The device is now on sale, and since its sale price is only $60, it’s kind of a no-brainer if you want a basic, but full-featured streaming device with voice commands. Amazon also sells a Fire TV Stick for $25, but its won’t be as fast as its more three-dimensional counterpart.
The Chromecast, made by Google, is a great option if you don’t mind using your phone or laptop for all your media. Unlike the Amazon Fire TV Cube, with the Chromecast the video is “played” on your device and streamed over your wifi to the TV. That means your remote is your phone, but it also means you can’t play music in the background while you watch TV. (But…why would you.)
Chromecasts are cheap, ringing in at $35, and connect seamlessly with most apps on iPhones or Android phones. It doesn’t play nice with Amazon Prime Video, however. If you have a Google Home speaker (Google’s answer to the Amazon Echo), though, you can ask it to fire up whatever you want to watch on your TV through the Chromecast, which is fun.
Right now anything an Apple TV can do, an Amazon Fire TV device or Chromecast can do cheaper.

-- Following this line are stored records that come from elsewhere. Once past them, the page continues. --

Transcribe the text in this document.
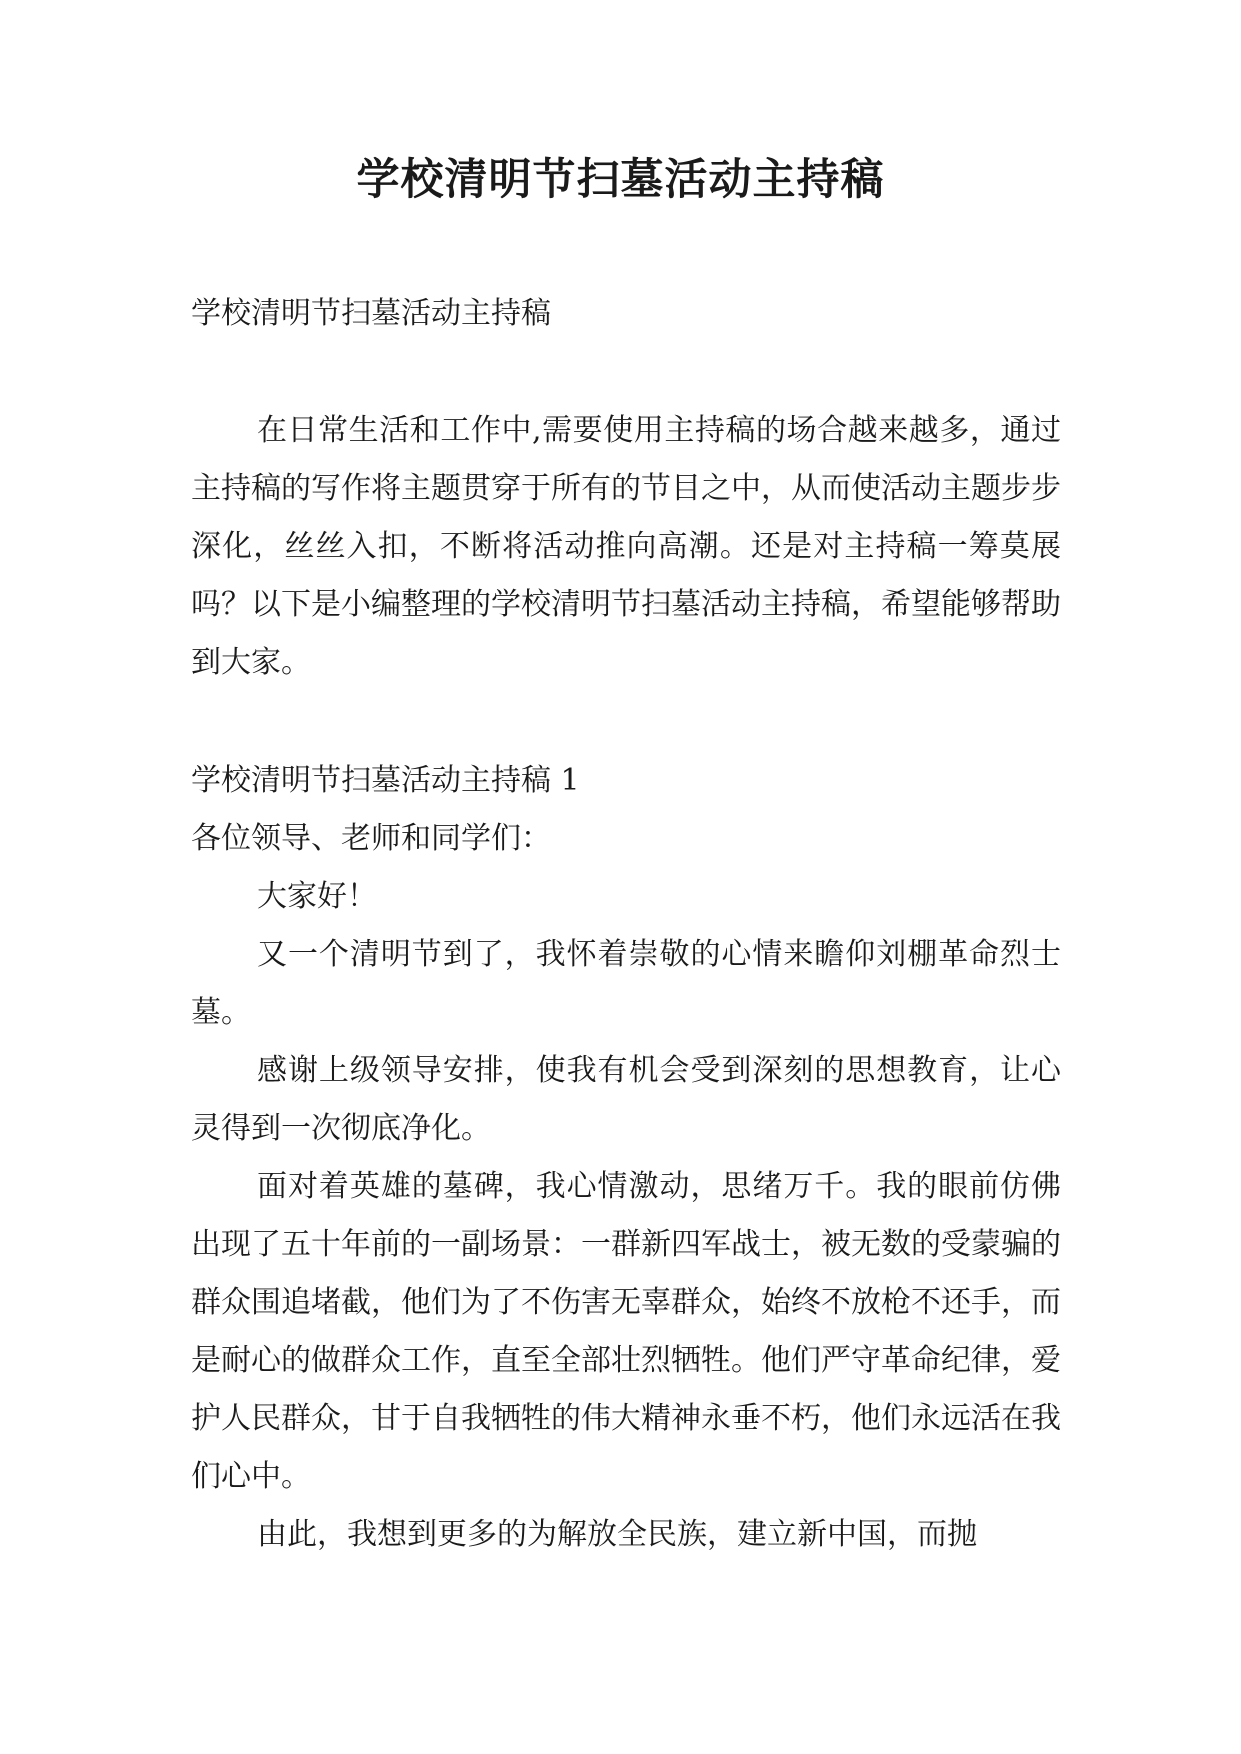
学校清明节扫墓活动主持稿

学校清明节扫墓活动主持稿

在日常生活和工作中,需要使用主持稿的场合越来越多，通过主持稿的写作将主题贯穿于所有的节目之中，从而使活动主题步步深化，丝丝入扣，不断将活动推向高潮。还是对主持稿一筹莫展吗？以下是小编整理的学校清明节扫墓活动主持稿，希望能够帮助到大家。

学校清明节扫墓活动主持稿 1

各位领导、老师和同学们：

大家好！

又一个清明节到了，我怀着崇敬的心情来瞻仰刘棚革命烈士墓。

感谢上级领导安排，使我有机会受到深刻的思想教育，让心灵得到一次彻底净化。

面对着英雄的墓碑，我心情激动，思绪万千。我的眼前仿佛出现了五十年前的一副场景：一群新四军战士，被无数的受蒙骗的群众围追堵截，他们为了不伤害无辜群众，始终不放枪不还手，而是耐心的做群众工作，直至全部壮烈牺牲。他们严守革命纪律，爱护人民群众，甘于自我牺牲的伟大精神永垂不朽，他们永远活在我们心中。

由此，我想到更多的为解放全民族，建立新中国，而抛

It costs $179.
If you don’t want to trust Amazon or Google with your TV watching data, Roku is an early-entrant into the streaming business that still makes some of the best streaming sticks and streaming boxes. You can stream Netflix, Hulu or Amazon Prime Video, among other services, and they all work pretty well. Roku also works with a number of TV manufacturers to build its software right into the TV, which could be a convenient 2-in-1 solution. The lowest-priced streaming stick is $29, and the product line ranges up to its high-end $100 streaming box.